We learn to ride a bicycle by riding a bicycle under guidance. Why don’t we do the same with children until they are old enough to know the rice from the chaff, or good from bad, or virtual reality from real virtuality, ( Virtual reality is what we see in the TV etc. where Stallone is able to single handed conquer a race or group. Real virtuality will be that we tell them "Darling it does not matter if you do not want to wear school uniform, no one will know that you are a student." When the child is playing truant and seen in ‘out of bounds’ for children, no body notices that is a school going child of say 12, 13, 14, but looks like a 19, 20 years old. The looks are enhanced by the make up (if any) the baggy buffoon or clown dress permitted by parents and society for children. I know, if one threatens or does not give in to the potential victim of social pranks, the child threatens with all sorts of inconvenience and even weaning of the children.

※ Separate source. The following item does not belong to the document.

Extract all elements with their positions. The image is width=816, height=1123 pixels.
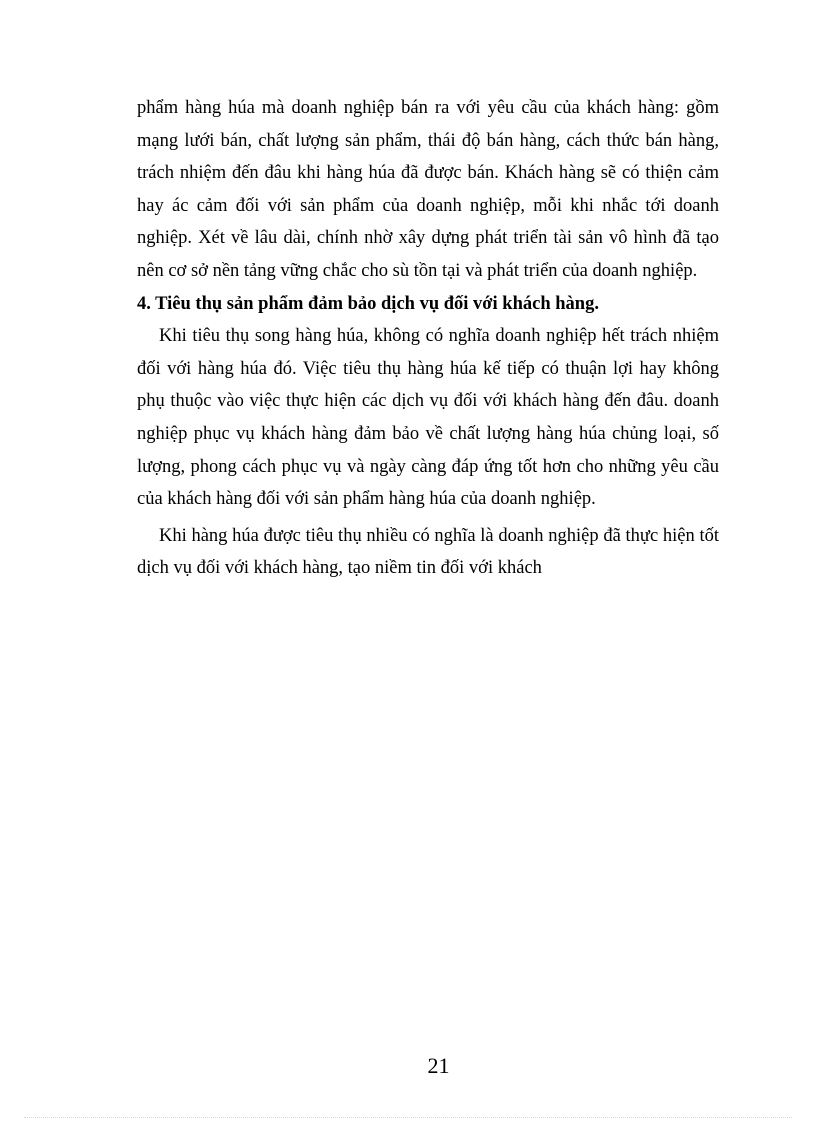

This is a bigger problem, and not within the limits of my journey. Mother used to say, ‘ygncil vaLyjAtatu ympatil vaLyjAtu.’ Molding the child into later good citizens is very important. We are splitting hairs about child psychology and talk about emotional and intellectual neglect. No one seems to talk about character molding neglect. I am a father of three, and I am telling you, even long before I had time to read about bringing up children, I had to use a small twig only once when my son was only 21/2 or three years old. That was not as to hurt him but to make him understand that, life was not always petting and pampering. There are times when he had to taste or experience pain of body, pain of mind, may be not of his seeking. I am glad to say that he has grown to be a useful unit of society.
The adage, ‘adijyppOly anhnhan tampi utavAr.’ is an anachronism as far as children are concerned. They must be taught their limits of freedom. I give them all the freedom for their play, fun, pranks, possession, but when I found some were beyond their need or our capacity, then they had to stop clamoring for same. If used prudently, this will not dampen their enthusiasm. I know of cases when children were thrashed for anything and every thing and some of them have not done so good. My father used to say, "Go to Timbuktu, but be back before lighting time.: Did we follow this to the word?
I would like to excerpt here from Prof. Schalk’s article for serious consideration for the concerted effort not only by Academics but by every full blooded ‘tamizan.’
"Unfortunately, they could not form a united front of Ilattu intellectuals in Yalppanam because they are split up, retired, dead, silenced, distracted, dispersed, in exile...This disunity is one of the greatest tragedies of Ilattu critical historical scholarship, one of the greatest victories of Lankan nationalists and one of the greatest chances for historical pseudo-scientific subcultures to grow among both Lankans and Ilavar. A united intellectual front of these persons could withstand any attack by Lankan politicised historiography and could domesticate over-reacting Ilattu historical nationalism."